Тогда последнего удара
Я равнодушно ожидал,
Но мой противник, — злая мара, —
Вдруг побледнел и задрожал.
Холодным, тягостным туманом
Обоих нас он окружил,
И, трепеща скользящим станом,
Он, как змея, меня обвил.
Глаза туманит, грудь мне давит,
По капле кровь мою сосет, —
Мне душно! Кто меня избавит?
Кто этот призрак рассечет? (с. 152)[955]
Обратим внимание на то, что «злая мара» здесь призрак мужского рода, ассоциирующийся с туманом и змеем и представляющий собой наложение славянской и буддийской мифологий[956]. Демоническая «серая морока» (образ, как указывает Маргарита Павлова, являющийся прообразом знаменитой недотыкомки — символа пошлости человеческой[957]) появляется и в финале романа «Тяжелые сны» (1895). Ужасная мара-морока (теперь она, а не он) преследует падшего героя в больничной палате:
Логин вдруг увидел себя в своей комнате, и цветы на обоях запрыгали и засмеялись. Гулкое жужжание стояло в воздухе, и сизо-багровые волны тумана порою пробегали из угла в угол. Что-то бесформенное заклубилось у стены, стало собираться и вытягиваться, отделяя от себя члены, подобные членам человеческого тела, — и вот уродливая, скользкая мара отделилась от стены и, медленно кружа в воздухе, приближалась к Логину. Он все яснее различал обнаженное тело призрака, — синее, мертвое, полуистлевшее, с торчавшими кое-где черными костями. Обрывок полуистлевшей веревки болтался на его шее, — и в страшном лице мертвеца Логин узнал лицо повесившегося Спиридона. Это лицо было мертвенно-неподвижно, но черты его как-то странно менялись, как бы от переливов тусклого освещения. И в мертвом лице приближавшейся мары Логин увидел, как в зеркале, свои черты, — и вдруг почувствовал, что это он сам клубится и кружит по комнате, — его ветхий человек, томясь каинскою злобою, бессильною, мертвою. Ужас стеснил грудь Логина, и слабый, еле слышный голос его позвал кого-то[958].
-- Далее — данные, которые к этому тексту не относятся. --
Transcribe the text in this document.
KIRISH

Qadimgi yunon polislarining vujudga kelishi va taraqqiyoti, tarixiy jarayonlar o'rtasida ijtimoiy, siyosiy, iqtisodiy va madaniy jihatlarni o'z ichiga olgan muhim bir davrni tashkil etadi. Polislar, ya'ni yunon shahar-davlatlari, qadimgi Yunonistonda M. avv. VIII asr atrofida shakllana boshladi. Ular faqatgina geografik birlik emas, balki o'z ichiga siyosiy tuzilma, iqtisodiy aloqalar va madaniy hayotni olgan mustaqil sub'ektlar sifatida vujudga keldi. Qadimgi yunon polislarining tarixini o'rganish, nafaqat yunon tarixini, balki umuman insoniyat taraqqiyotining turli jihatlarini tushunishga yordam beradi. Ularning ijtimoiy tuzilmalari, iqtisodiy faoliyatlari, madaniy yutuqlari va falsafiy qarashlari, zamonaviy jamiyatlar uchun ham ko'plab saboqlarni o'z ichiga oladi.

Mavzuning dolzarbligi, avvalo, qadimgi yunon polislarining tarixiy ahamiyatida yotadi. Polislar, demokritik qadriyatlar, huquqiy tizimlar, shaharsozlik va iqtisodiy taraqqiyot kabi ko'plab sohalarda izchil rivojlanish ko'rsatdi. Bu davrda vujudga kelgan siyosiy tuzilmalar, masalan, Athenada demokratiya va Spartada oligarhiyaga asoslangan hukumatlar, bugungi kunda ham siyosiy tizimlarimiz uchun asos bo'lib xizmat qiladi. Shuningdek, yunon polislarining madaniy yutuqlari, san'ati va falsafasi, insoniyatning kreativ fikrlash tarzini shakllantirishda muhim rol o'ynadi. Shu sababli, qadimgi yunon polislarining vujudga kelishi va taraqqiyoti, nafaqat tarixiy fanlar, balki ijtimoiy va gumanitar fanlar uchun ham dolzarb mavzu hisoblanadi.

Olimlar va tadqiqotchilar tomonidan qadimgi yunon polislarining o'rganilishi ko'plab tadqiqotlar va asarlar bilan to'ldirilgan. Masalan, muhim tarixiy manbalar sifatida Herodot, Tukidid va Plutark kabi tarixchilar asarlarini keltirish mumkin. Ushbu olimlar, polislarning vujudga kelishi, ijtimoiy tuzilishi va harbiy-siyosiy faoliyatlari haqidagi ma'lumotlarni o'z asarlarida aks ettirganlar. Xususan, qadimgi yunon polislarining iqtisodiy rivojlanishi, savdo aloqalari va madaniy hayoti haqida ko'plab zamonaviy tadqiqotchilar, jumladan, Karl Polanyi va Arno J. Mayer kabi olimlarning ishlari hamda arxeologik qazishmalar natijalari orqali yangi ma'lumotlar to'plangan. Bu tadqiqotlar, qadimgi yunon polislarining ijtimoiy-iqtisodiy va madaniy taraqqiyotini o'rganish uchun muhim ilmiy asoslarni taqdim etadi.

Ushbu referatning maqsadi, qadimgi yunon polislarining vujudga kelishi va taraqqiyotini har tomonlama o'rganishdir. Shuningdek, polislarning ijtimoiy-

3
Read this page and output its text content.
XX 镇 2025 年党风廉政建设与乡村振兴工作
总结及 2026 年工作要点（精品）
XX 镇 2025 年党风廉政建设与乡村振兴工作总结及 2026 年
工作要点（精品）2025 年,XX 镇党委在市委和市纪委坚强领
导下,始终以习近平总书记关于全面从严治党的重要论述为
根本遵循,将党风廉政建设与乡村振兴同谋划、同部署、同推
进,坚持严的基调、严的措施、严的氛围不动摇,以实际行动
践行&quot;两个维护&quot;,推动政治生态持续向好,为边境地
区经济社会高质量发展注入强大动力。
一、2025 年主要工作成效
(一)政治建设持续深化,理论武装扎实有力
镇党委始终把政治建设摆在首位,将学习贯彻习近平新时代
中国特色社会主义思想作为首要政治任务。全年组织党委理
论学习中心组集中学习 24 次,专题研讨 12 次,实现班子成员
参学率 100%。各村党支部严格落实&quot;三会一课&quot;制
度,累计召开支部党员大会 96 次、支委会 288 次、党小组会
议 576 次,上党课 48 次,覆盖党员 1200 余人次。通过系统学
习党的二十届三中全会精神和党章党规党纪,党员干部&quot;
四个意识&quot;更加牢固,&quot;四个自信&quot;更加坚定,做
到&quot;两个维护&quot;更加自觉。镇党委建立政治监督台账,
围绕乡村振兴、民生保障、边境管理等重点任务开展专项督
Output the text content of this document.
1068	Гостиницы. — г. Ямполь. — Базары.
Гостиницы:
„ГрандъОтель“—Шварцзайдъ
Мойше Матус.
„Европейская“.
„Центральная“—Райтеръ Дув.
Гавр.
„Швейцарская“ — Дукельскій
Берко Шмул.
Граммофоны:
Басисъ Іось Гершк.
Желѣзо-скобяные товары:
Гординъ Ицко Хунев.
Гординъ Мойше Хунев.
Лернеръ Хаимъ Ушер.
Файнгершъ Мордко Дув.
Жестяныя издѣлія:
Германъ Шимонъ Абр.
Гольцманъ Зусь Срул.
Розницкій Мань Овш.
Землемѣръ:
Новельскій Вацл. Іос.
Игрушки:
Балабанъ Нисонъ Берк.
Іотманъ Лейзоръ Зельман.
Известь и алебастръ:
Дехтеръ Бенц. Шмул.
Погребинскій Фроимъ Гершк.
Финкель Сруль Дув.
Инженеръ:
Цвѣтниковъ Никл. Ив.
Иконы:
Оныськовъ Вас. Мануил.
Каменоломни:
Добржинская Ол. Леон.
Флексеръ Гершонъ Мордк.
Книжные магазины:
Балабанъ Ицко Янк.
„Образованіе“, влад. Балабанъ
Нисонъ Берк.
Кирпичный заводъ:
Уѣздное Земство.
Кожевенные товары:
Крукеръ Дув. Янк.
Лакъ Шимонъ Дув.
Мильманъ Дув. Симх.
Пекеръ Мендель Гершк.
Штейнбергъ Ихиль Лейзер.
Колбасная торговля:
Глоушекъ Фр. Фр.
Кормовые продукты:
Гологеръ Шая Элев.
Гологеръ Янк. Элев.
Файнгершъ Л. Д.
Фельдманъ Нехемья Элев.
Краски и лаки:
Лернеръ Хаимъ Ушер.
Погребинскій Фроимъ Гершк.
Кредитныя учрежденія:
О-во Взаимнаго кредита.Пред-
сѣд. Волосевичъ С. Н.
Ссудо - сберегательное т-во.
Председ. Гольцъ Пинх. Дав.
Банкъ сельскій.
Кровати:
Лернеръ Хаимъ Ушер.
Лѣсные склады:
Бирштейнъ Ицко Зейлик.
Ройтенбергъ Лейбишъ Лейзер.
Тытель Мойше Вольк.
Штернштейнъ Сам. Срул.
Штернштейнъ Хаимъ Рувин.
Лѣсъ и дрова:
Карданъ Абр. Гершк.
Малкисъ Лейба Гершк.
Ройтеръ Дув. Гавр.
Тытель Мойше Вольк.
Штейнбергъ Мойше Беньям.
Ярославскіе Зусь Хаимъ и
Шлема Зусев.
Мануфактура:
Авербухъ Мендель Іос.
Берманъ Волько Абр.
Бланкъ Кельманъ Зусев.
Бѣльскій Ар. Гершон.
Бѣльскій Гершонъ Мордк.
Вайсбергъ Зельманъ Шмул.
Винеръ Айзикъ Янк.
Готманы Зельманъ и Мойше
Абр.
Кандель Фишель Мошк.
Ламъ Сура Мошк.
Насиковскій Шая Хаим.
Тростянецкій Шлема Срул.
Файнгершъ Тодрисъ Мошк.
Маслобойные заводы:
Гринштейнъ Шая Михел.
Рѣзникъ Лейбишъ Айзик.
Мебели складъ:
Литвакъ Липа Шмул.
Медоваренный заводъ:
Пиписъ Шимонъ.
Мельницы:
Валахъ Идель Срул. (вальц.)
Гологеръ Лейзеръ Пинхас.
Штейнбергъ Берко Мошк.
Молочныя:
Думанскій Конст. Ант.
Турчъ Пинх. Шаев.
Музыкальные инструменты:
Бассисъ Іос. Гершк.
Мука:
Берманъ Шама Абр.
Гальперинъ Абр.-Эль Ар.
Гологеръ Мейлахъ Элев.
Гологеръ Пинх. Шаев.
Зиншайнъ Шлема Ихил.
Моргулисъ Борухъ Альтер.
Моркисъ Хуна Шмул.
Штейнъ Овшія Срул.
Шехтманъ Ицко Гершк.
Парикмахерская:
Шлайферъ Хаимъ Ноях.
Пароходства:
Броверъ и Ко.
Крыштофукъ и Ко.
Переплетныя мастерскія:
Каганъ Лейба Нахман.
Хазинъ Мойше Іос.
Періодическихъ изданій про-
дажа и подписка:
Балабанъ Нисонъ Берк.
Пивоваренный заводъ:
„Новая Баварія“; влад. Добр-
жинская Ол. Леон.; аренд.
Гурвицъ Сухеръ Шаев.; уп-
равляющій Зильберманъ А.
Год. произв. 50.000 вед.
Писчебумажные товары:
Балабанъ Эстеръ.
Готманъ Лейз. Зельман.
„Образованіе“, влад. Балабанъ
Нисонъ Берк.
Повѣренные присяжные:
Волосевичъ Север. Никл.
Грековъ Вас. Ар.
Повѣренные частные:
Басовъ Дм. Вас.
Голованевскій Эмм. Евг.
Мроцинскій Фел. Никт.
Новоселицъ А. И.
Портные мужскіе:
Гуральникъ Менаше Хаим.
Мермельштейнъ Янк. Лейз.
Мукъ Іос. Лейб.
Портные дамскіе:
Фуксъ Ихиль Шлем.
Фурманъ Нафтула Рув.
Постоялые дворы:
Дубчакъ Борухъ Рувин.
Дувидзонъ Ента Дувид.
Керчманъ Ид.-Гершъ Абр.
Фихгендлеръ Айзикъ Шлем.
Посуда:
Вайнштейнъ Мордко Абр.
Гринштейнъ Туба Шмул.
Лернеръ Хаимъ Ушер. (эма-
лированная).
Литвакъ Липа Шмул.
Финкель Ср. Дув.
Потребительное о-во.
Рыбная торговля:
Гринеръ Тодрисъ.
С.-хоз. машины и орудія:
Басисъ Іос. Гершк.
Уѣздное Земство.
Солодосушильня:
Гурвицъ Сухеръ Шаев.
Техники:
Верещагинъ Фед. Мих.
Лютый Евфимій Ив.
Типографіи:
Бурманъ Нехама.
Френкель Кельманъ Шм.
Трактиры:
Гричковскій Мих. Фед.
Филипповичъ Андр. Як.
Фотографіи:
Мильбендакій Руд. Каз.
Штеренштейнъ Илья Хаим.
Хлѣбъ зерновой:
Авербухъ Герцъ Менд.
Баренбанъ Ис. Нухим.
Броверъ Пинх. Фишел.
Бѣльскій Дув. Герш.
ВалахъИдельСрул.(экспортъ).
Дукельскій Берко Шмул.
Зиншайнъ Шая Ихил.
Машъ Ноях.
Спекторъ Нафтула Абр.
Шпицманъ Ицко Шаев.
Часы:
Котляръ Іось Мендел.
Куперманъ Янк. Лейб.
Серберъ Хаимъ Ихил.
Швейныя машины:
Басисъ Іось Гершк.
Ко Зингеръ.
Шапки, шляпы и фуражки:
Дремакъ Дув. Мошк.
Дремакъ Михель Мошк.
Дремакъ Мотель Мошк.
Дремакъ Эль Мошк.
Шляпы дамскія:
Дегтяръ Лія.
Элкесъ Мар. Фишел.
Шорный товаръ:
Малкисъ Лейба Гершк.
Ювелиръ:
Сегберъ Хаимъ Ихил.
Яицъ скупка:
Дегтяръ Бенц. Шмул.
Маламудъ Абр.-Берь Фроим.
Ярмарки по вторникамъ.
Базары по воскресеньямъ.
Образ «злой мары» (в значении буддийского злого духа) подхватывает Вяч. Иванов в программной метафизической статье «Кризис индивидуализма», напечатанной в книге «По звездам. Статьи и афоризмы» (СПб., 1909): «Мир, уже весь целиком, одна злая мара. Но в плену темной волшбы жива неистребимая душа» (с. 91)[959]. Обратим внимание также на позднейшее мистико-политическое толкование образа мары (с ударением на последний слог) у Алексея Ремизова в книге «Взвихренная Русь» (1927): «Кровавая Мара третье лето жрет человечье мясо, лакнула крови и пьяна, как рваное злосчастье, ведет вас; в руках ее нож — на острый нож вы, братья! в мире есть правда, не кровава и не алчна; она, как звезда, кротко светит на крестную землю!»[960] Буддийская «мара печали» упоминается и в стихотворении В. Меркурьевой «Ушел мне сердце ранивший…» (1915):
Но нет — не катафалками
Печали мара встречена:
Стихов и снов качалками
Причалена, размечена.
И белыми фиалками
Вуали тьма расцвечена.
Нечаянности случая —
Мне фатума веления.
Не мучаясь, не мучая
Вне атома сомнения,
И худшая и лучшая
Не я там, а и те не я.
Заметим, что в 1993 году М. Л. Гаспаров писал об изощренных внутренних рифмах этого стихотворения: «печалимара — причалена, ра… — вуалитьма ра… („мáра“, точнее, „марá“ — морока, греза)»[961]. Как видим, слово, отозвавшееся в стихотворении Мандельштама об армянской речи, было у его исследователя, так сказать, на слуху.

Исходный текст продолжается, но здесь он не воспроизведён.